The report found that 10 percent of children raised by a single parent – whether mother or father – suffer sustained poverty.
“If parents have work, that is the best way the state has of preventing poverty,” said German family minister Ursula von der Leyen, a Christian Democrat, who presented the report alongside UNICEF officials in Berlin.
Von der Leyen called for a combination of child support payments and more childcare opportunities for children under the age of three.
German children growing up on the wrong side of the income gap require emotional and educational support as well as funding, UNICEF officials said, urging federal, state and local officials to work together on programs for needy children.
“Policy must overcome an approach that has been splintered into departments and put the best interests children first in all the facets of their lives,” the report’s author, Hans Bertram, said in a statement.
The report found that 15 percent of German children between three and 17 years of age display behavioural problems.

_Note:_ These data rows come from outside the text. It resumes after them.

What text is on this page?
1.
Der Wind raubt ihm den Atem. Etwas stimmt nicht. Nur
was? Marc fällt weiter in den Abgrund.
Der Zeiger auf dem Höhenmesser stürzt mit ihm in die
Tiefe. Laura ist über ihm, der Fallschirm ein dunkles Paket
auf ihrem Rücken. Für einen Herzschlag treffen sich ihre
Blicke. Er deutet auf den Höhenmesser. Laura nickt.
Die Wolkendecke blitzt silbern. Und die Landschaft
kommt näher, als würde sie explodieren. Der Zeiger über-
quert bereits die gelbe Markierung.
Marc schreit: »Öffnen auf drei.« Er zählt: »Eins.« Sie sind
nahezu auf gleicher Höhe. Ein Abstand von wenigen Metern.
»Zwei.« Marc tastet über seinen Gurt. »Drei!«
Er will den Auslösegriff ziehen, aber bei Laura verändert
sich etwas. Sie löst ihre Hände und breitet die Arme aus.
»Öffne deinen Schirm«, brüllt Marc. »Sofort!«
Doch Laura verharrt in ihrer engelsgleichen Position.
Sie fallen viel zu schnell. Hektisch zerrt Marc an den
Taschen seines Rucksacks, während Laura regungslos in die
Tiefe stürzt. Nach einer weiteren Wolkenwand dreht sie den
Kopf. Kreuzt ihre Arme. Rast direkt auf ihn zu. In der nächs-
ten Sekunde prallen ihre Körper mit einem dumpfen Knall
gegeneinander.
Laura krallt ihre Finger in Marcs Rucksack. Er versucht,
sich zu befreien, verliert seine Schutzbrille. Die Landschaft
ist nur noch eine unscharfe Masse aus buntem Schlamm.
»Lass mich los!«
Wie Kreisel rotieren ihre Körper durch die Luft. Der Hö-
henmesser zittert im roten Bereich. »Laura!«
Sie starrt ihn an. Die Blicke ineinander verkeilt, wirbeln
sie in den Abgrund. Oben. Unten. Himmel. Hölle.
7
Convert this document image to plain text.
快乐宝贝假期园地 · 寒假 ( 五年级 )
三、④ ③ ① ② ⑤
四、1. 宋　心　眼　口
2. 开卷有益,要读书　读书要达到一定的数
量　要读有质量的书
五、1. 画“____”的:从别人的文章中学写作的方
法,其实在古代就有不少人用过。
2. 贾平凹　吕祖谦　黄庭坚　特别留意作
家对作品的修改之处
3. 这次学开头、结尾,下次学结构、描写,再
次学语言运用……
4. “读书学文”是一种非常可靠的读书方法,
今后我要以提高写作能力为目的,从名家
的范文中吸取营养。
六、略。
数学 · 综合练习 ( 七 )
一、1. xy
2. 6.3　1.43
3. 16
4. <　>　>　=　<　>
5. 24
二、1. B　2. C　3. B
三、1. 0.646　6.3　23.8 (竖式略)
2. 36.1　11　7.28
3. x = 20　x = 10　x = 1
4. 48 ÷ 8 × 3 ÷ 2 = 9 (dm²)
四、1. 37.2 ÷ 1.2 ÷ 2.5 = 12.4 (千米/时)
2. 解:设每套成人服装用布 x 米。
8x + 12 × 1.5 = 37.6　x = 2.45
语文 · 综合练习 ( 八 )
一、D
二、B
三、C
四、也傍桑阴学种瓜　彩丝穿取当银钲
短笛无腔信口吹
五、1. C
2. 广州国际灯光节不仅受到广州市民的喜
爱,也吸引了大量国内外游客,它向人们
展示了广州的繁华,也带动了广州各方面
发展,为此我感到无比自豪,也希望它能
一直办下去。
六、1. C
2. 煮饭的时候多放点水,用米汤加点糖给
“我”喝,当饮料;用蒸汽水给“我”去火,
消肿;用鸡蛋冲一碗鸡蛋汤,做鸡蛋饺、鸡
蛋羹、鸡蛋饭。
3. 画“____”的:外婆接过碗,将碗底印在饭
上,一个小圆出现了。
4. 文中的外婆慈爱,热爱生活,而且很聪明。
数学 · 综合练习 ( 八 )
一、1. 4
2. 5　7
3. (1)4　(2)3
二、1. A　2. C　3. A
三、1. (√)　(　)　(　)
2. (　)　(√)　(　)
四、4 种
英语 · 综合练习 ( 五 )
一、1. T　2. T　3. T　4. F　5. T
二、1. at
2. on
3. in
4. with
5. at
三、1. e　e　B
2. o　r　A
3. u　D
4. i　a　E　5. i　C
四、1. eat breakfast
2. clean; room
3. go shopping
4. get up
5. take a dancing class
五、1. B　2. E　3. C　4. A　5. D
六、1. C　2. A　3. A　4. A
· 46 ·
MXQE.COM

Seventeen percent of children in that age group are overweight, according to the report. And more than 20 percent of German children between the ages of 11 and 17 years old smoke – more than in any other industrialized country.
UNICEF also found inequality in the German educational system – but found that even as weaker students were marginalized, gifted students were not given enough opportunity.
Meanwhile, children of immigrant families are less likely to go to kindergarten and more likely to attend a non-university track high school. Seventeen percent of them did not graduate.